When sophomore Elena Kempf was challenged to take one of Ansel Adams’ iconic photographs of the UC Berkeley campus and re-envision it to tell a more modern message, she started with one of his sweeping shots of the Campanile and overlaid her own image of a student protesting during a fall 2012 walkout. The beauty of Adams’ photos inspired her to participate, but she says her reworking addresses more than the beauty of his photos.
“It at some point struck me that (his photos) were somehow too perfect,” Kempf said. “Few, if any, of his photos explicitly highlight dissent. A utopian symbol for excellence in public higher education, Sather Tower, is visually put where it belongs — in the center of a debate about affordability. I aimed to communicate that dissent can be beautiful as well.”
Kempf’s photograph was one of two grand-prize winners of the Fiat Lux Remix project, an intercampus and interdepartmental endeavor designed to provide “a springboard to think about our present-day university and imagine the future university we would like to create.”
The project, created by the campus On the Same Page program and the College of Letters and Science last summer, was centered on the 1967 book “Fiat Lux” by Ansel Adams and Nancy Newhall. The book was commissioned by then-UC president Clark Kerr to document a vision of what public higher education at the University of California would look like in the next century.
This past fall, all incoming students received copies of the book and were advised to read through it and pay attention to Adams’ photos so that they could be fully prepared to participate in the upcoming programs set for the fall.
On the Fiat Lux agenda were dozens of seminars in numerous academic disciplines and the tour-de-force: the remix project. Participants in the project were given a semester to complete one simple directive — to use Adams’ photos or Newhall’s writing and remix them into a work that reflects the students’ views on the future of higher education.
“He wished for his own negatives to be made available in a university setting to advanced students and artists for them to ‘play’ and perform the score,” said Catherine Cole, the contest coordinator and a professor of theater, dance and performance studies.
These conversations started in seminar classes like Michael Macsuch’s rhetoric class titled “Ansel Adams’ ‘Fiat Lux’ and the Visual Rhetoric of Berkeley in the 1960s.” Taking the photography collection as a “corporate advertising brochure,” Mascuch asked his students to consider “what photographs can do that words cannot” in terms of communicating the university’s values.
After receiving hundreds of submissions, a panel of faculty judges from the departments of art, literature, film, environmental design and performance studies chose seven winners — two grand-prize winners and five honorable mentions. Along with having their work on display in the Bancroft Library, the winners were given the chance to meet with Gov. Jerry Brown and the UC Board of Regents in March to share their views on higher education.
“I think many people recognized a kind of disconnect in rhetoric between (the 1960s) and now,” Cole said. “My overall goal was to provoke different kinds of conversations about the future of the university than we have been having in the past three or four years. We need to have big-picture conversations, and that is difficult to do during a time of rapidly decreasing resources.”

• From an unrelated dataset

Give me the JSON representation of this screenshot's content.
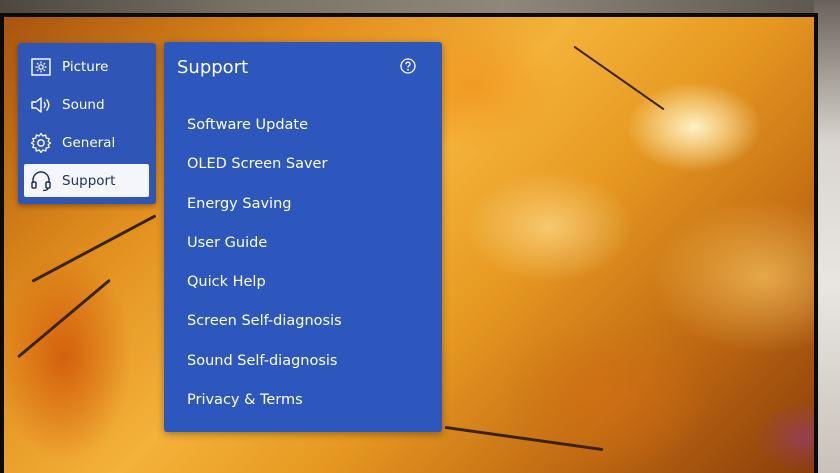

UC Board of Regents chair Sherry Lansing agrees with Cole’s sentiments, noting that she found great joy in seeing the values and aspirations of the student winners who attended the regents’ meeting in March.
“It’s a fabulous project, and timely,” Lansing said. “Now more than ever, we need expansive visions for the future of the University of California. The regents welcome the engagement of our students and other members of the UC community in helping the public see higher education as a public good.”

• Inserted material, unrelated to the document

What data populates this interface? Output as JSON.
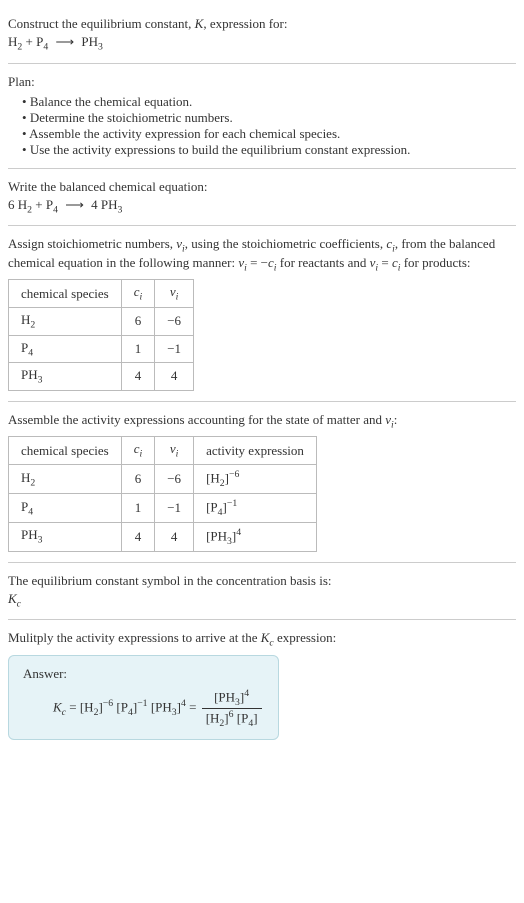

Sophomore Sheila Wagner, who received an honorable mention, found her creative vision in the form of a collage. An avid collage-maker with vintage magazines, Wagner immediately thought of using Photoshop to put her own digital spin on the art form she knows and loves. She combined the images of hands cupped around a ball of light surrounded by students of a variety of ages and ethnicities involved in various projects on campus, including a candid aerial view of a people-packed Sproul Plaza.
“(I) looked through all the photographs and picked out parts that I thought represented what the university means to me: a culturally diverse place where the arts and sciences meet, a guiding light for the young and old,” she said.
While Wagner says she learned a great deal about the value of the university through the project, she got just as much out of her “lengthy and lively” meeting with Brown and even got an official pardon for missing a French test.
“The governor sent an email to my French teacher excusing my absence,” Wagner said. “She was pretty excited about that.”
Other winning submissions included essays, artwork and photographs from grand-prize winner Luis Flores and honorable-mention winners Pauline Autet, Yuan Chen, Everto Gutierrez and Joseph Mann. Their pieces and other submissions will be on display in Zellerbach Playhouse from April 19 to 28 as a part of the “Exposures” installment.
Beyond the submissions, Cole took away several big ideas from the project’s success, including the possibility that students could contribute to the very design of the university’s future. Though the project is in its final stage, Cole recognizes that its impact on the campus dialogue is far from over.
“What is especially fun is that some of the more recent collaboration and iterations of the work have come about without my own provocation,” she said. “So yes — let there be light, and then light has a way of spilling and radiating in ways that you can’t always control.”